FRANCE ou ITALIE entre 1550 et 1650

L’Enlèvement des Sabines

Bas-relief en marbre blanc de carrare
Accidents et une partie manquante, restauration

H. 55 cm, L. 95,5 cm, P. 3 cm

Collection particulière, France

Estimation : 8.000 / 10.000 €

Prix au marteau : 8.000 €

N° de lot : 12

Littérature en rapport :

Il est des oeuvres qui ne se laissent pas facilement percer. C’est le cas de cet important relief en marbre qui n’a pas trouvé de consensus auprès des spécialistes du XVIème et du XVIIème siècles qui ont accepté, avec grande amabilité, d’étudier « son cas ». Tout au plus pouvons-nous avancer que cette oeuvre de très belle qualité est un véritable épitome de l’Art de la Renaissance.
Réalisé dans un beau marbre de Carrare, le relief présente une composition ambitieuse et foisonnante de l’Enlèvement des Sabines dans l’esprit des reliefs à l’antique qui favorisent une « politique des images » en jouant un rôle central dans la narration de l’histoire d’un commanditaire.
L’ensemble du relief se lit comme une frise très scénarisée avec plusieurs plans distincts, des alternances de hauts et bas-reliefs. Le général Romulus, fondateur et premier roi de Rome, portant un casque surmonté d’un aigle lance le signal à son armée. La scène mêle des groupes de cavaliers et de soldats d’infanterie s’emparant des jeunes femmes dans un tumulte général.
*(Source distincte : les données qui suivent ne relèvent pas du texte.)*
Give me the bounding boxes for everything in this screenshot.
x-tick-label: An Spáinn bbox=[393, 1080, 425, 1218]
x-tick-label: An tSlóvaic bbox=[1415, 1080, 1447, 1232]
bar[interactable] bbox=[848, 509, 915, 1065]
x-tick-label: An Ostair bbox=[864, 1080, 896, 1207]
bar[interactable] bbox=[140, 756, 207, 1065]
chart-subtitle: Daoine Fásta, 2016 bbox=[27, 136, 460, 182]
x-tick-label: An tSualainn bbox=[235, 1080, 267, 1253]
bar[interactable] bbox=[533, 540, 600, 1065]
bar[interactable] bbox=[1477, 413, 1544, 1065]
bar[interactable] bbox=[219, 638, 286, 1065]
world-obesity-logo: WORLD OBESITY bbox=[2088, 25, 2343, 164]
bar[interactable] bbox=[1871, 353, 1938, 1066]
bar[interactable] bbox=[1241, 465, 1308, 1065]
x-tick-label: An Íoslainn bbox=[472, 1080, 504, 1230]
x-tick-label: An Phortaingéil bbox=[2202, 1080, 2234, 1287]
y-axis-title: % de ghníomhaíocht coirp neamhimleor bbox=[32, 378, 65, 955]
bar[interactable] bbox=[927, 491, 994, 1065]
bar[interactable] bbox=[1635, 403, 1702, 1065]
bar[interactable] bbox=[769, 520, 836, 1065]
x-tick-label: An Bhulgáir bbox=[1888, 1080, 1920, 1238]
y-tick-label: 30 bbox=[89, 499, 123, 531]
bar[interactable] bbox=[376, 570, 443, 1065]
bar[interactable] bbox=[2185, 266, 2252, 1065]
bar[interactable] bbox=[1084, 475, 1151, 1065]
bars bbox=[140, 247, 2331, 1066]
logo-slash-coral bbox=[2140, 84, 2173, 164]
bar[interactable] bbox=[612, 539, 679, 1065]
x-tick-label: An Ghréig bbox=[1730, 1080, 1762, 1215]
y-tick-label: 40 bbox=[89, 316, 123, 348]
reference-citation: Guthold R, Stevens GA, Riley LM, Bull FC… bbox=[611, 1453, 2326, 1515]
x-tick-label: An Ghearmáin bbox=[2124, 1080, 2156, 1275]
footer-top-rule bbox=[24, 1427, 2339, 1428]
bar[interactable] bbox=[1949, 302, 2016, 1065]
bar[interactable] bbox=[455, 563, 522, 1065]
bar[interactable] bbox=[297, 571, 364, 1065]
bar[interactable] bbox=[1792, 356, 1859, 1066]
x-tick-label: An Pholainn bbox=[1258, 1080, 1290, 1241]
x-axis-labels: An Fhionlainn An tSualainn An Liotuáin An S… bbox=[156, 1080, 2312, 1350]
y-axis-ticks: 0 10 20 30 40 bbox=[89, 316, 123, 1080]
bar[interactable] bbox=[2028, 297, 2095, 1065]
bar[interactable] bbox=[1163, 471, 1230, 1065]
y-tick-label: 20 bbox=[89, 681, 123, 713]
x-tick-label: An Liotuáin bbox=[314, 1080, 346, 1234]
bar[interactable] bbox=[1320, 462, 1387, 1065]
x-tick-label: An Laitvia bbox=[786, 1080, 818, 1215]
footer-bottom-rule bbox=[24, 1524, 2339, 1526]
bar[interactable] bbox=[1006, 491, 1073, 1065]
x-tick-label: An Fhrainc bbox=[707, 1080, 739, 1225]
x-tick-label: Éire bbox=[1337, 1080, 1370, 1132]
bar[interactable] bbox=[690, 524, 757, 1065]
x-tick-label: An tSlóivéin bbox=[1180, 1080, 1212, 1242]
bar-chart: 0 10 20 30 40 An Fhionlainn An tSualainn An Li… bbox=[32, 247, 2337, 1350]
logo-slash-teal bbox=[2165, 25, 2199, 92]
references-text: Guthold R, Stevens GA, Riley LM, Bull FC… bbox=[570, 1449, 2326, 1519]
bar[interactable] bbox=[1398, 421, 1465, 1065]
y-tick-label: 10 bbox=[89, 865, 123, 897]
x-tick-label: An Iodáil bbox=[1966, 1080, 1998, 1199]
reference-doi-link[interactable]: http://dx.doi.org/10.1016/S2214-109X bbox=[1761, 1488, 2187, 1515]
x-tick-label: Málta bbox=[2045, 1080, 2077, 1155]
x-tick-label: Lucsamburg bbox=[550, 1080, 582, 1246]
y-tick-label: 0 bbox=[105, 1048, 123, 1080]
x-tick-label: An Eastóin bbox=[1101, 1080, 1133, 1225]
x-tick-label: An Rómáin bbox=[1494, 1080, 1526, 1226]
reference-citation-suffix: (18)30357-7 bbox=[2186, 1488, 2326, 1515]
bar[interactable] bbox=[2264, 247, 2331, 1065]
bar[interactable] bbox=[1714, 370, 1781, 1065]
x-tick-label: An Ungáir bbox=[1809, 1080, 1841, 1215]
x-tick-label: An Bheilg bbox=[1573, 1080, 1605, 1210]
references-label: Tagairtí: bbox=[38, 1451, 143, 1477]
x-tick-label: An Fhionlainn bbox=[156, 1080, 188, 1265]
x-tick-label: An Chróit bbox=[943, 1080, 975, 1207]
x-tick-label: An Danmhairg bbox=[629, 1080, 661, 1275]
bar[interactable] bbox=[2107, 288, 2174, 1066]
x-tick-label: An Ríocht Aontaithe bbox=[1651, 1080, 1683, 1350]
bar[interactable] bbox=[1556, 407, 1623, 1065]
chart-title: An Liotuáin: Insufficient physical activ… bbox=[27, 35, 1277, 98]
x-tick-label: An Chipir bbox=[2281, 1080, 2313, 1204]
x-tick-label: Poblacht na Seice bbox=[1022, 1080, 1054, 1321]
Une vieille dame à genoux implore le soldat de gauche tandis qu’au centre une femme protège sa toute jeune fille. Un étonnant fronton orné de deux dieux fleuves, peut-être le Tibre et l’Arno, semble vouloir situer la scène à Rome.
Le traitement hardi des raccourcis invite à envisager une localisation initiale en hauteur, confortée par le format et la faible épaisseur du panneau, aminci pour en alléger le poids. La maniera all’antica est visible dans le choix des groupes : on serait tenté d’y voir l’inspiration de modèles peints ou gravés, mais aucun n’a été retrouvé pour le moment. La scène est une pure et fascinante invention de l’artiste dans laquelle d’aucun y voit l’influence de la bataille d’Anghiari de Léonard de Vinci, de la fresque de la Bataille du Pont Milvius de Rafaël, d’autres, une influence du groupe antique des Niobides ou des gravures d’après des fresques de Polidoro da Caravaggio. En admirant cette oeuvre, on rêve en effet d’Italie, notamment de Florence et des reliefs en marbre de Pierino Da Vinci ou de celui en bronze de Giambologna qui ornait le piédestal de son célèbre groupe de la loggia dei Lanzi. L’assimilation de la leçon maniériste est incontestable et l’on se tourne vers le Primatice et l’École de Fontainebleau. L’on s’arrête un instant sur les magnifiques reliefs en albâtre représentant le triomphe du Duc de Guise réalisés par Dominique Florentin pour son tombeau. Mais ce sujet mythique de l’Histoire de Rome est tout autant populaire au XVIIème siècle : la vieille femme implorante à gauche de la scène fait surgir dans nos mémoires les personnages de Poussin. La composition si ambitieuse nous interroge sur une possible influence baroque romaine, pour autant l’exagération dans les attitudes des personnages nous emmène aussi vers Gênes. La forme particulière du panneau (retaillé postérieurement ?) pourrait nous donner l’indication de sa fonction : scène s’intégrant dans un cycle faisant l’apologie de l’histoire de Rome, tel que ceux peints sur les façades ou à l’intérieur des maisons patriciennes romaines ou florentines au XVIème siècle. Ou encore une scène de combat mettant aux nues le rôle politique d’un prince à l’instar des scènes de combats de la façade du château du Grand Jardin à Joinville ? Est-ce un décor de cheminée, comme en exécute plus tard, en 1669, le sculpteur français David Bertrand pour l’hôtel de Luynes, à Paris ? Ce relief est encore un mystère. Une certitude seulement : l’artiste aujourd’hui anonyme, demain sans doute illustre, nous invite au voyage.